The first group of military maintainers at the 33rd Fighter Wing recently qualified in numerous F-35A flight inspections by a uniformed certifier, a task only civilian certifiers initially were contracted to support.
“This first-ever Air Force to Air Force on-the-job training event is an important milestone in the bed-down and operation of the F-35A at Eglin,” said Lt. Col. Michael Miles, 33rd Aircraft Maintenance Squadron commander. “The Air Force will now be able to better assist our contract logistics services teammates as flying operations mature.”
Lockheed Martin was initially contracted for those services but as the military becomes more “organic” uniformed maintainers will share the task. With hundreds of verifications on joint technical data on how to properly maintain the aircraft left to be accomplished for each of the three F-35 variants in 2012 and beyond, the military wrench turners are not ready to take the toolboxes over just yet.

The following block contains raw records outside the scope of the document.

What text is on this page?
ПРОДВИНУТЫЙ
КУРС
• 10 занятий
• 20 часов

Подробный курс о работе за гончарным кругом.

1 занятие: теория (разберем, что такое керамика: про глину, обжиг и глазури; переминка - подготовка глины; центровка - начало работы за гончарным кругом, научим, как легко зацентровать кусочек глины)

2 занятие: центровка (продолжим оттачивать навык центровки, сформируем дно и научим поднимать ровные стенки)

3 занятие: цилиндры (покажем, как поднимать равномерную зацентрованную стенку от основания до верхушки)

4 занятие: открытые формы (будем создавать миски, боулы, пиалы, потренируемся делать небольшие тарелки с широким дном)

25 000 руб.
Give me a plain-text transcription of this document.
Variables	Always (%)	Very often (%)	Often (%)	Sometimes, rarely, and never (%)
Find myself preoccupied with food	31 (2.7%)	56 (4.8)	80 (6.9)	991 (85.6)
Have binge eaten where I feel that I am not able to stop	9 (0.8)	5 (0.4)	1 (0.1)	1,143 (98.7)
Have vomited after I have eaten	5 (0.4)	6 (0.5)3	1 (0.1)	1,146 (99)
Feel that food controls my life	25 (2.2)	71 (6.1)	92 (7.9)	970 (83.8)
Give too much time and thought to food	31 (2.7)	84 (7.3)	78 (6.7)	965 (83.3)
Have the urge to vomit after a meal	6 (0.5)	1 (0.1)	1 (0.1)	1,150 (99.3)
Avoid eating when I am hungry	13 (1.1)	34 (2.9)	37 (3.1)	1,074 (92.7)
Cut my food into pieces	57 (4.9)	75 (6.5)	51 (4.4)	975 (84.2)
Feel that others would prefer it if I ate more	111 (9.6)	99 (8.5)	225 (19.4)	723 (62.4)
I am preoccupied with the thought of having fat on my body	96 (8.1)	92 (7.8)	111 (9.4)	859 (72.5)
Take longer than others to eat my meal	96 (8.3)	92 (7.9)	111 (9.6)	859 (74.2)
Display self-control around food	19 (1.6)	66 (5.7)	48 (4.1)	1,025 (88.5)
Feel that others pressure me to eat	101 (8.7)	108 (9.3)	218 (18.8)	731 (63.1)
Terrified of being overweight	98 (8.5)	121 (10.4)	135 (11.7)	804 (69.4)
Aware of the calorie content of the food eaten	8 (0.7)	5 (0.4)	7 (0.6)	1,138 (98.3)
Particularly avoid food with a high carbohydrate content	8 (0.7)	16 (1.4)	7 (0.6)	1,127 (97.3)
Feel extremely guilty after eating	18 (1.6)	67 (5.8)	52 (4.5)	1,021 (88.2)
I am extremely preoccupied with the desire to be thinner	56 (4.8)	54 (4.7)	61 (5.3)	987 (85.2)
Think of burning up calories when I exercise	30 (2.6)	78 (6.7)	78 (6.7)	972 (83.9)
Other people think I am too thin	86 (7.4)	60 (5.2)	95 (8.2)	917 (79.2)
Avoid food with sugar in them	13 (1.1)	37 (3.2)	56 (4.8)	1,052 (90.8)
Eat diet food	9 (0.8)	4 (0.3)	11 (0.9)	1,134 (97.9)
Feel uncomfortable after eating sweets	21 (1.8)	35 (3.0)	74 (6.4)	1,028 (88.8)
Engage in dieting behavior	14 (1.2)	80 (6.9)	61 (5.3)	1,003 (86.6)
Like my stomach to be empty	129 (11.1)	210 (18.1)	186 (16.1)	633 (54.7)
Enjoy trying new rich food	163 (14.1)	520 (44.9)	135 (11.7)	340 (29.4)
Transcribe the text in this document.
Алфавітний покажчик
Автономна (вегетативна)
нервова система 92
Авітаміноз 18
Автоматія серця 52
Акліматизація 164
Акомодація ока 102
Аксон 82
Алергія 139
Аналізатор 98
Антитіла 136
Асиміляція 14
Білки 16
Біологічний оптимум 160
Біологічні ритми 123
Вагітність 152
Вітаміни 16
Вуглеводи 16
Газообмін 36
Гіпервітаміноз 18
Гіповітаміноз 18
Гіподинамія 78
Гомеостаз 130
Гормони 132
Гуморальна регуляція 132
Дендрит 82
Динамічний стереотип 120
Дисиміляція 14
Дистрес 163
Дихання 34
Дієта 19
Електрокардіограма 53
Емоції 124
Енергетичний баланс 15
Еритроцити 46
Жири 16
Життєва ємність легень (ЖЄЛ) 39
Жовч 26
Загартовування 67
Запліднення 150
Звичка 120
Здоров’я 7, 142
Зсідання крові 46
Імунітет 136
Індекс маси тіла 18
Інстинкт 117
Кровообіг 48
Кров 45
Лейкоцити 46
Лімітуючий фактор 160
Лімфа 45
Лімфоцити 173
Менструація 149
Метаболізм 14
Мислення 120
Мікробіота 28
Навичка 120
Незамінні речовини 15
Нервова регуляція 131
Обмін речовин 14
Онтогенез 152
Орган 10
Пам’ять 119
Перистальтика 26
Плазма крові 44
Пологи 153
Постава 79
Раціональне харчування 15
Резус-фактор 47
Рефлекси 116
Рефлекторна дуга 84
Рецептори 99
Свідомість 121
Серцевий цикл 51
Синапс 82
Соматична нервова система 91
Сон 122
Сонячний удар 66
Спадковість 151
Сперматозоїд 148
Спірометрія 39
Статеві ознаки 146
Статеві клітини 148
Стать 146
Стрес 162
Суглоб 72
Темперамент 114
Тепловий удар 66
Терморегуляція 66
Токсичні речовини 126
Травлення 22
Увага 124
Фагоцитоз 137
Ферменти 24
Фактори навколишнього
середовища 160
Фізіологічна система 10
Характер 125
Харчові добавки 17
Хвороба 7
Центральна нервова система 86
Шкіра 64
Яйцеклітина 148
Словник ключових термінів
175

But at least in a handful of areas Airmen have the official “sign off” from Master Sgt. Scott Grabham, the aircraft section maintenance chief for the 33rd Aircraft Maintenance Squadron who verified training of the three crew chiefs over the course of two days.
Grabham had received his training at Edwards Air Force Base, Calif., during some of the developmental, test and evaluation of the F-35. He is the only military person able to train a maintainer on certain tasks while three more Air Force trainers are soon to be added to the certifier ranks, he said.
“They did excellent in the cockpit and knew immediately where to look for foreign objects,” said Grabham on what he called “seasoned mechanics chosen to stand up the new F-35 mission at Eglin.”
Those maintainers transferred from legacy F-15 and other aircraft to maintaining the fifth generation joint strike fighter.
“I’m dealing with a lot more advanced electronics than I’ve ever dealt with,” said Staff Sgt. Matthew Reed, an F-35 crew chief in training who has seven years of experience on the flight line.
Part of transition and training in maintaining the joint strike fighter also means learning new terminology to describe familiar equipment.
Instead of an auxiliary power unit as called in other fighters, the F-35 joint technical data describes the equipment used to start the engine and give it its electrical power as an integrated power package, said Grabham.
Experienced maintainers are challenged with fully-fused sensor information and network-enabled operations and advanced sustainment unique to the F-35, in addition to the new aircraft’s advanced stealth qualities.
During the training to inspect the joint strike fighter in a simulated post-flight operations mode, Reed used a laptop computer transported up to the cockpit known as a portable maintenance aid. It was loaded with software known as the maintenance vehicle interface which through a USB cable, makes jet parts move and indicates jet fluid level readings.
“Accomplishing inspection tasks via F-35 methods was easier since the maintenance data was a few computer keystrokes away instead of having to check out five paperback reference books to “check out a task,” he said.
Since the software allowed him to move flight control systems, Reed no longer needed to hook up hydraulic equipment as he did with legacy aircraft.
However, even though maintainers revere the F-35’s technological advances, they still experience a certain familiarity that comes with their basic trade skills.
“As far as the airframe itself, a fighter is a fighter … a bunch of stuff in a little area,” said Reed.